The supermarkets also act as a distribution hub, which Starbucks is leveraging with the creation of ghost barista bars.
“Each Star Kitchen will utilize Hema’s distinct fulfillment and delivery capabilities to complement the delivery of handcrafted Starbucks coffee and tea beverages offered through existing Starbucks stores,” Starbucks said.
Ele.me and Starbucks have created a platform that ensures the right location is selected to fulfill an order, so delivery is made within 30 minutes. Ele.me drivers use special containers designed to maintain drink and food temperatures.

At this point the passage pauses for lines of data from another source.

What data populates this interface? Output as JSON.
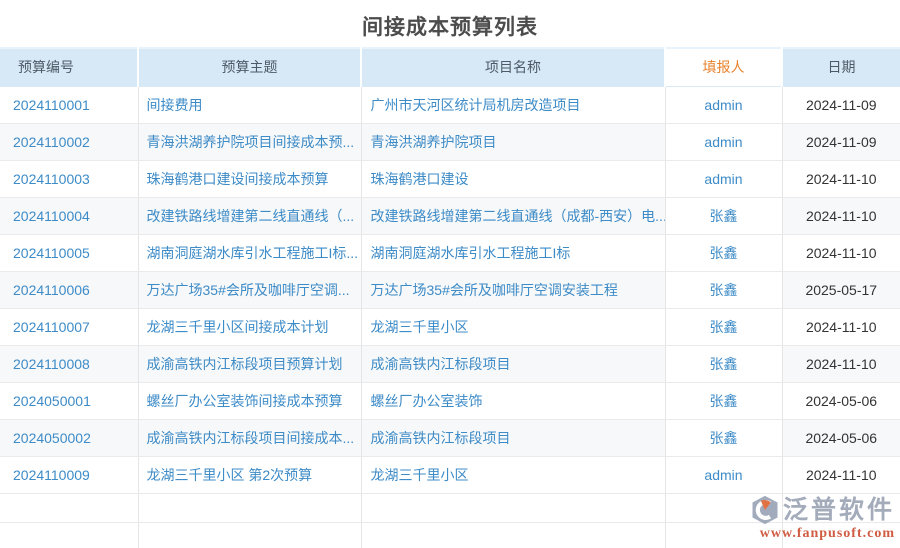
{
  "page": {
    "title": "间接成本预算列表"
  },
  "table": {
    "columns": [
      {
        "key": "budget_no",
        "label": "预算编号",
        "highlighted": false
      },
      {
        "key": "subject",
        "label": "预算主题",
        "highlighted": false
      },
      {
        "key": "project",
        "label": "项目名称",
        "highlighted": false
      },
      {
        "key": "filler",
        "label": "填报人",
        "highlighted": true
      },
      {
        "key": "date",
        "label": "日期",
        "highlighted": false
      }
    ],
    "rows": [
      {
        "budget_no": "2024110001",
        "subject": "间接费用",
        "project": "广州市天河区统计局机房改造项目",
        "filler": "admin",
        "date": "2024-11-09"
      },
      {
        "budget_no": "2024110002",
        "subject": "青海洪湖养护院项目间接成本预...",
        "project": "青海洪湖养护院项目",
        "filler": "admin",
        "date": "2024-11-09"
      },
      {
        "budget_no": "2024110003",
        "subject": "珠海鹤港口建设间接成本预算",
        "project": "珠海鹤港口建设",
        "filler": "admin",
        "date": "2024-11-10"
      },
      {
        "budget_no": "2024110004",
        "subject": "改建铁路线增建第二线直通线（...",
        "project": "改建铁路线增建第二线直通线（成都-西安）电...",
        "filler": "张鑫",
        "date": "2024-11-10"
      },
      {
        "budget_no": "2024110005",
        "subject": "湖南洞庭湖水库引水工程施工I标...",
        "project": "湖南洞庭湖水库引水工程施工I标",
        "filler": "张鑫",
        "date": "2024-11-10"
      },
      {
        "budget_no": "2024110006",
        "subject": "万达广场35#会所及咖啡厅空调...",
        "project": "万达广场35#会所及咖啡厅空调安装工程",
        "filler": "张鑫",
        "date": "2025-05-17"
      },
      {
        "budget_no": "2024110007",
        "subject": "龙湖三千里小区间接成本计划",
        "project": "龙湖三千里小区",
        "filler": "张鑫",
        "date": "2024-11-10"
      },
      {
        "budget_no": "2024110008",
        "subject": "成渝高铁内江标段项目预算计划",
        "project": "成渝高铁内江标段项目",
        "filler": "张鑫",
        "date": "2024-11-10"
      },
      {
        "budget_no": "2024050001",
        "subject": "螺丝厂办公室装饰间接成本预算",
        "project": "螺丝厂办公室装饰",
        "filler": "张鑫",
        "date": "2024-05-06"
      },
      {
        "budget_no": "2024050002",
        "subject": "成渝高铁内江标段项目间接成本...",
        "project": "成渝高铁内江标段项目",
        "filler": "张鑫",
        "date": "2024-05-06"
      },
      {
        "budget_no": "2024110009",
        "subject": "龙湖三千里小区 第2次预算",
        "project": "龙湖三千里小区",
        "filler": "admin",
        "date": "2024-11-10"
      }
    ],
    "empty_row_count": 2
  },
  "watermark": {
    "brand": "泛普软件",
    "url": "www.fanpusoft.com",
    "logo_icon": "fanpu-hexagon-swoosh"
  },
  "colors": {
    "link_blue": "#3D8BC7",
    "header_bg": "#D7E8F6",
    "header_text": "#4E5A68",
    "highlight_orange": "#E8822D",
    "date_text": "#333333",
    "stripe_bg": "#F7F8F9",
    "title_text": "#4C4C4C",
    "watermark_gray": "#98A1B2",
    "watermark_red": "#C9462A"
  }
}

Johnson told CNBC that a delivered beverage should be the same temperature, cold or hot, as if “the barista just handed it to them.”
The Star Kitchens were piloted this fall inside Hema supermarkets within Alibaba Campus in Hangzhou and Shanghai Baodi Mall. Starbucks said it plans to expand to Hema stores in other Chinese cities over time.
“We’re playing the long game,” Johnson said about its investment in China.
Starbucks opened its first cafe in China nearly 20 years ago. It now has 3,500 stores with much of that acceleration occurring over the last five years. In March, the company told shareholders that it was opening a cafe every 15 hours in China.
The delivery operation in China comes as Starbucks has not moved the needle on delivery in the U.S. In September, the company began testing delivery at more than 100 stores in the Miami area through a partnership with Uber Eats.
Prior to that, it had been at least three years since Starbucks had introduced any new delivery options in the U.S.